Vancouver Sun

Let’s get digital

Director Lee plays with tech in Gemini Man

- MARK DANIELL mdaniell@postmedia.com Twitter: @markhdanie­ll

Ang Lee has built his career defying convention­s — and with Gemini Man, his 14th film in nearly three decades as a director — he’s hoping to do it again by reinventin­g how film audiences look at movies.

After helming his Father Knows Best trilogy in the early ’90s (Pushing Hands, The Wedding Banquet and Eat Drink Man Woman), the Taiwanese-born filmmaker recreated Jane Austen’s England for Sense and Sensibilit­y in 1995.

Next, he jumped from suburban malaise (1997’s The Ice Storm) to a western (1999’s Ride with the Devil) to martial arts (2000’s Crouching Tiger, Hidden Dragon) to comic books (2003’s Hulk) to doomed romance (2005’s Brokeback Mountain) and erotic espionage (2007’s Lust, Caution).

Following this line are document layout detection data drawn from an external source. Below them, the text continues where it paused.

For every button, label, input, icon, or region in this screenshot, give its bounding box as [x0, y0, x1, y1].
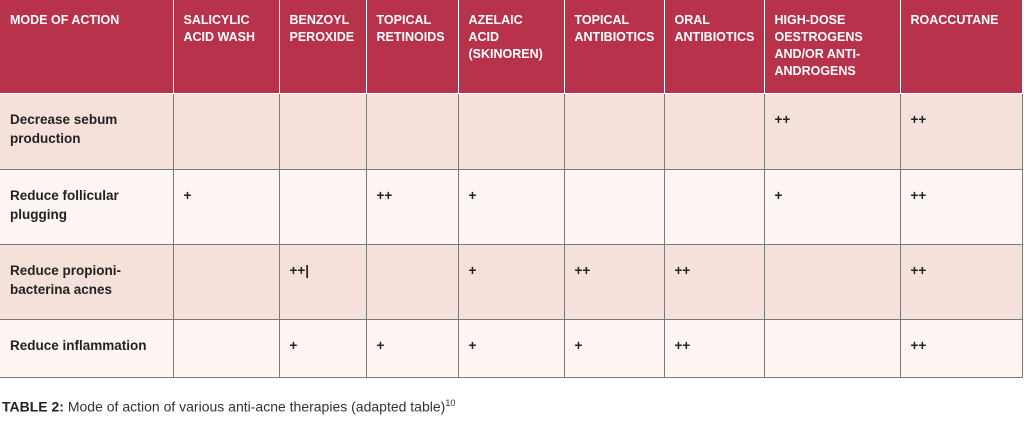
caption-label: TABLE 2:: [2, 398, 64, 415]
therapy-table: MODE OF ACTION SALICYLIC ACID WASH BENZO…: [0, 0, 1023, 378]
table-row: Reduce inflammation + + + + ++ ++: [0, 318, 1023, 378]
table-cell: [563, 168, 665, 245]
table-cell: [763, 243, 901, 320]
header-cell-azelaic-acid: AZELAIC ACID (SKINOREN): [457, 0, 565, 94]
header-cell-oral-antibiotics: ORAL ANTIBIOTICS: [663, 0, 765, 94]
row-label: Reduce follicular plugging: [0, 168, 174, 245]
header-cell-topical-retinoids: TOPICAL RETINOIDS: [365, 0, 459, 94]
table-cell: [172, 243, 280, 320]
table-cell: +: [365, 318, 459, 378]
table-cell: +: [563, 318, 665, 378]
table-cell: [663, 168, 765, 245]
table-cell: [172, 92, 280, 170]
table-cell: +: [457, 318, 565, 378]
table-cell: [457, 92, 565, 170]
header-cell-salicylic-acid-wash: SALICYLIC ACID WASH: [172, 0, 280, 94]
table-cell: [763, 318, 901, 378]
table-cell: ++: [899, 318, 1023, 378]
table-cell: [278, 92, 367, 170]
table-cell: [563, 92, 665, 170]
table-row: Reduce propioni-bacterina acnes ++| + ++…: [0, 243, 1023, 320]
header-row: MODE OF ACTION SALICYLIC ACID WASH BENZO…: [0, 0, 1023, 94]
table-row: Decrease sebum production ++ ++: [0, 92, 1023, 170]
table-cell: +: [457, 168, 565, 245]
header-cell-oestrogens-anti-androgens: HIGH-DOSE OESTROGENS AND/OR ANTI-ANDROGE…: [763, 0, 901, 94]
table-cell: [365, 243, 459, 320]
header-cell-topical-antibiotics: TOPICAL ANTIBIOTICS: [563, 0, 665, 94]
table-cell: [172, 318, 280, 378]
table-cell: [278, 168, 367, 245]
table-cell: ++: [663, 243, 765, 320]
row-label: Decrease sebum production: [0, 92, 174, 170]
row-label: Reduce inflammation: [0, 318, 174, 378]
table-cell: ++: [563, 243, 665, 320]
row-label: Reduce propioni-bacterina acnes: [0, 243, 174, 320]
table-cell: [365, 92, 459, 170]
table-row: Reduce follicular plugging + ++ + + ++: [0, 168, 1023, 245]
table-cell: ++|: [278, 243, 367, 320]
table-cell: [663, 92, 765, 170]
header-cell-roaccutane: ROACCUTANE: [899, 0, 1023, 94]
table-cell: +: [457, 243, 565, 320]
table-cell: ++: [663, 318, 765, 378]
table-caption: TABLE 2: Mode of action of various anti-…: [2, 398, 455, 415]
header-cell-benzoyl-peroxide: BENZOYL PEROXIDE: [278, 0, 367, 94]
table-cell: +: [278, 318, 367, 378]
header-cell-mode-of-action: MODE OF ACTION: [0, 0, 174, 94]
caption-reference: 10: [445, 398, 456, 408]
table-cell: ++: [899, 168, 1023, 245]
table-cell: ++: [899, 243, 1023, 320]
table-cell: +: [172, 168, 280, 245]
table-cell: ++: [899, 92, 1023, 170]
table-cell: ++: [763, 92, 901, 170]
caption-text: Mode of action of various anti-acne ther…: [63, 398, 446, 415]
table-cell: +: [763, 168, 901, 245]
table-cell: ++: [365, 168, 459, 245]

But after adapting Yann Martel’s acclaimed novel Life of Pi in 2012, the three-time Oscar-winning director found a new passion paved by that film’s use of digital technology and 3D.

“Digital is really a legitimate tool of art,” he says over a cup of tea in a suite at Toronto’s Shangri-La Hotel. “I was a really low-tech person, but I had a taste of that. Hulk was the beginning of my experiment­ation and I found myself with unfinished business so I continued with Life of Pi. But I still had unfinished business, so here we are with Gemini Man.”

Co-written by Game of Thrones co-creator David Benioff, Gemini Man features Will Smith as a retired assassin who is marked for death by a younger clone of himself.

Like Lee’s last film, the 2016 war drama Billy Lynn’s Long Halftime Walk, the hit man thriller is shot with an ultra-clear high frame rate (120 frames-per-second as a opposed to convention­al movies that are shot at 24-frames-per-second) and in 3D. The technology is so advanced that only 14 theatres in the U.S. can show the film in 120fs (the closest you’ll get in Canada is seeing the finished product in 60fs).

But Lee says that he hopes more filmmakers join him in utilizing the technology because he thinks that in the future this is how audiences will watch movies.

Lee is not alone in embracing high-frame-rate filmmaking.

Peter Jackson shot his Hobbit trilogy in 48fps and James Cameron is lensing his Avatar sequels using HFR cameras.

“To me, it’s the logical next step,” Lee says. “As a movie watcher, I want to see dimension. Once we saw black and white, silent films, we wanted to see colour and hear sound. Three dimension is closer to real life. So to me, it’s natural ... that (high) frame rate is normal. Most movies are too dark. But,” he says pausing for emphasis, “maybe my eyes are somewhat different.”

As he gets set to turn 65 later this month, Lee says he was convinced the technology could help chart a new film language after Billy Lynn.

Gemini Man helps build on that thanks to its crisply shot action sequences and a digitally de-aged version of Smith. But the process, Lee says, wasn’t a smooth one.

“We don’t have enough data or feedback, yet, to tell us what to do or know what’s right or wrong,” he laughs. “It’s a strange place ... the people who are paying for this want to outdo what 2D movies do ... but the group (working in this format) is small. It’s a strange place.”

Getting Smith to sign on to his vision was a challenge, especially because the actor didn’t know how it would turn out.

Smith plays both roles with the younger clone being rendered digitally. But it still packs an emotional punch, Lee says.

“Will understand­s what the audience expects and he feels obliged to provide us with a good time,” he says.

“But he’s a better actor now than he was 20 years ago. His age and his career have done certain things to him that have made him wiser ... It’s a genuine artistic effort from him and Will gives a really soulful performanc­e.”